Dragomira dressa fièrement la tête.

« Je t’ai attendue, répondit-elle, pour régler mon compte avec toi. Cette heure est celle du châtiment que je veux vous infliger au nom de Dieu, à toi et à celui qui est là !

— Tu blasphèmes Dieu quand tu prononces son nom, dit Anitta, il a horreur de toi et de ta doctrine homicide.

— Dieu décidera entre toi et moi.

— Qu’il décide ! répondit Anitta, regardant avec calme son ennemie bien en face, nous sommes toutes les deux devant le Juge éternel. Qu’il prononce ! »

Un sourire triomphant passa sur le beau et fier visage de la Pêcheuse d’âmes, pendant qu’Anitta faisait à voix basse une courte prière.

Toutes les deux levèrent en même temps leurs pistolets.
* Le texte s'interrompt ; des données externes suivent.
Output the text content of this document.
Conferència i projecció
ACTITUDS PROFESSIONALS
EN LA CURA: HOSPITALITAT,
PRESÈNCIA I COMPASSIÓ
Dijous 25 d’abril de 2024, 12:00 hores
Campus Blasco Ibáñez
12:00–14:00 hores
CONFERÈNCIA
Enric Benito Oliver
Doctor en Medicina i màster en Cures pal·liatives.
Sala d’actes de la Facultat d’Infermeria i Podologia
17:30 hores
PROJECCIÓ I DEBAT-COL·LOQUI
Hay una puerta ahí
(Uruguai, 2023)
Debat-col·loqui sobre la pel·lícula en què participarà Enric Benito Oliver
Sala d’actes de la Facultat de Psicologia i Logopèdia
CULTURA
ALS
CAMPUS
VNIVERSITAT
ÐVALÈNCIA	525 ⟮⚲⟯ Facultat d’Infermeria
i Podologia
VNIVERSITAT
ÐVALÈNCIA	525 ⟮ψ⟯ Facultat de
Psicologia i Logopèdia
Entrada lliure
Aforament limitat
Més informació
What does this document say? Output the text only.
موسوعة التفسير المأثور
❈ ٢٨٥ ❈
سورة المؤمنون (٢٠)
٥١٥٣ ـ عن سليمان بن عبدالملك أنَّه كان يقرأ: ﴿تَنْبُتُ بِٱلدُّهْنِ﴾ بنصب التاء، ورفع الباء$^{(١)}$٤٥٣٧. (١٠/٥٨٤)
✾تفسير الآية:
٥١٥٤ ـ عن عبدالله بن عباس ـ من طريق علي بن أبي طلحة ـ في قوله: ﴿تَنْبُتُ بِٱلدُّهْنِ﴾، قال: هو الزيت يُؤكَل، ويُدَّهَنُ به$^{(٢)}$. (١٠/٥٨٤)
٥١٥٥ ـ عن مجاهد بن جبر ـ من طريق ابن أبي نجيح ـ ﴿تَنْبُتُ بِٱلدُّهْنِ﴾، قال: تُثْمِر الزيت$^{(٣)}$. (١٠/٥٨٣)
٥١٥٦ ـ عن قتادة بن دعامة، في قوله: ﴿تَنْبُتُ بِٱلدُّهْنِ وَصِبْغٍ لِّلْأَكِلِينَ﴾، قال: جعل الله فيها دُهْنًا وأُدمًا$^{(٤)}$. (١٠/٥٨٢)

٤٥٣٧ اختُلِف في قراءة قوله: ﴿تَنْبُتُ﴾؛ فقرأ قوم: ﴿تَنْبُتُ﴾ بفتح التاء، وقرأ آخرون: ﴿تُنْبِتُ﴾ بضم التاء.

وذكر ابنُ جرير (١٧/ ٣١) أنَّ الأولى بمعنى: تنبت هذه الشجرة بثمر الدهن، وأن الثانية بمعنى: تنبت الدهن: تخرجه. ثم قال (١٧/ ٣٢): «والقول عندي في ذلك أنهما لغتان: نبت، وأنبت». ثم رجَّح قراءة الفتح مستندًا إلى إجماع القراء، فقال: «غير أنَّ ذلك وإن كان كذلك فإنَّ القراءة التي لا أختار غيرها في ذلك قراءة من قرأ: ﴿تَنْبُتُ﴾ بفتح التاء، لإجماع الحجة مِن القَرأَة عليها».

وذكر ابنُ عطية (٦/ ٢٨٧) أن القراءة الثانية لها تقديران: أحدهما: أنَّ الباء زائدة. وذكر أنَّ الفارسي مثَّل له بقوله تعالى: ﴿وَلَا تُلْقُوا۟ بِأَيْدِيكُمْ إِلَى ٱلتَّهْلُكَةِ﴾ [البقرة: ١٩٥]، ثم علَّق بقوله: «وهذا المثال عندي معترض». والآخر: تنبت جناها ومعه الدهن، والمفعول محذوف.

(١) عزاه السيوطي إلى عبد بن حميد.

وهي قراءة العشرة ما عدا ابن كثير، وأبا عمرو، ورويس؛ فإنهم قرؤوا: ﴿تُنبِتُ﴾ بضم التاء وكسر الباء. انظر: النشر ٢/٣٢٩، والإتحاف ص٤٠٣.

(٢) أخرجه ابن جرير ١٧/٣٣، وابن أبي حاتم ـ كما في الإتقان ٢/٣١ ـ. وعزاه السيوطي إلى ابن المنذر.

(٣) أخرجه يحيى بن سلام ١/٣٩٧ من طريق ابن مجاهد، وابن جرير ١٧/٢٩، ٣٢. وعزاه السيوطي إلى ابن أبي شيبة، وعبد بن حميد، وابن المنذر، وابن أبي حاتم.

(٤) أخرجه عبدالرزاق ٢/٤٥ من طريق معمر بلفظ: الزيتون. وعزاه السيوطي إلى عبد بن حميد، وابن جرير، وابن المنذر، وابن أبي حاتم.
Il y eut un instant d’anxieuse attente, puis Dragomira pressa la détente.

Le coup ne partit pas.

L’autre chien s’abattit. On vit un éclair, on entendit une détonation. Dragomira fit encore un pas vers Anitta et tomba tout à coup en avant le visage contre terre.
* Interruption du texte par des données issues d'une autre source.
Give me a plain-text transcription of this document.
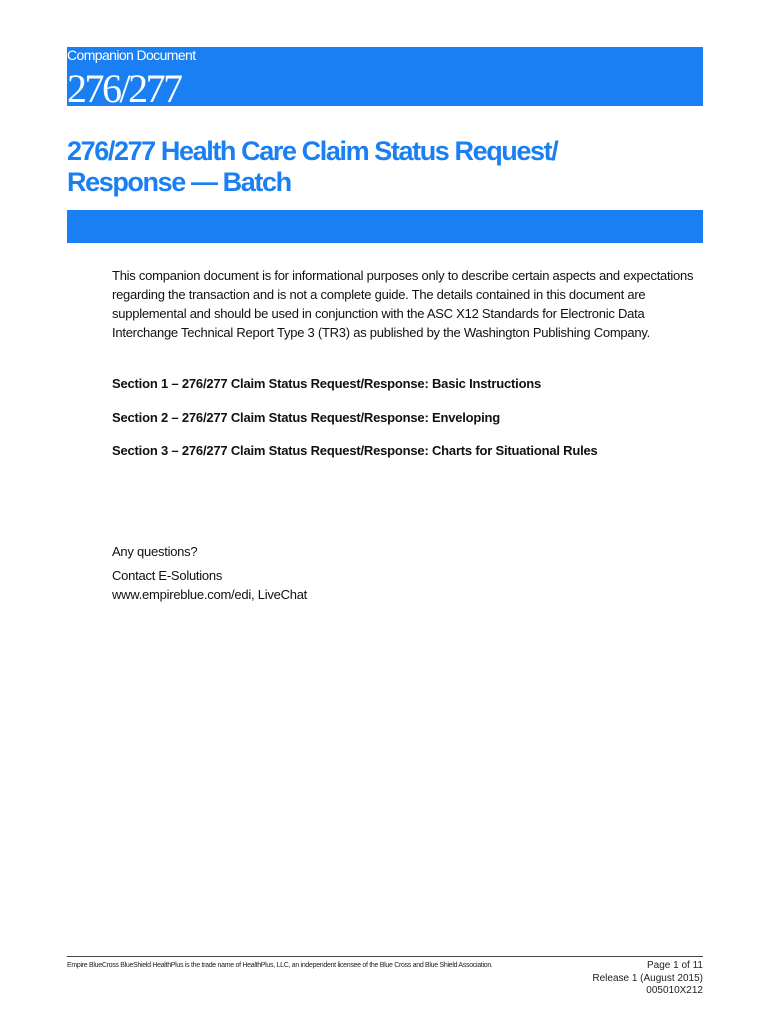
Companion Document
276/277
276/277 Health Care Claim Status Request/
Response — Batch

This companion document is for informational purposes only to describe certain aspects and expectations
regarding the transaction and is not a complete guide. The details contained in this document are
supplemental and should be used in conjunction with the ASC X12 Standards for Electronic Data
Interchange Technical Report Type 3 (TR3) as published by the Washington Publishing Company.

Section 1 – 276/277 Claim Status Request/Response: Basic Instructions
Section 2 – 276/277 Claim Status Request/Response: Enveloping
Section 3 – 276/277 Claim Status Request/Response: Charts for Situational Rules
Any questions?
Contact E-Solutions
www.empireblue.com/edi, LiveChat
Empire BlueCross BlueShield HealthPlus is the trade name of HealthPlus, LLC, an independent licensee of the Blue Cross and Blue Shield Association.	Page 1 of 11
Release 1 (August 2015)
005010X212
« Est-elle morte ? » demanda Anitta.

Tarass s’approcha de Dragomira et la retourna :

« Dieu a jugé, dit-il ; son âme est devant lui. »

Anitta se mit à genoux et éleva en pleurant ses bras vers le ciel. Puis elle se releva, tira le poignard qu’elle portait à sa ceinture, coupa rapidement les cordes qui liaient son bien-aimé, et, sanglotant de joie, le serra contre sa poitrine.

« Sauvé ! murmura Zésim, sauvé par toi ! »

La nourrice se précipita alors dans la salle, et se suspendit en pleurant au cou de Zésim.

« Mon enfant ! s’écria-t-elle, mon cher enfant ! Le ciel t’a protégé et cet ange t’a sauvé ! »

Le traîneau de Kachna fut bientôt attelé. Zésim aida Anitta à y monter, et Tarass sauta sur le siège du cocher. On partit au galop pour Kiew et l’on alla droit au palais Oginski.

Zésim, tout triomphant, rendit la bien-aimée à son père et à sa mère, qui bénirent le jeune couple en versant des larmes de joie et rendirent grâces à Dieu par un vœu solennel.

Aujourd’hui, à Kasinka Mala, à la place où était jadis le cabaret et où Dragomira mourut, s’élève une chapelle dédiée à la Vierge. Tous les ans, au jour anniversaire de celui où Zésim fut sauvé par Anitta d’une façon si merveilleuse, un prêtre y dit une messe basse pour l’âme de la malheureuse, victime d’une épouvantable superstition.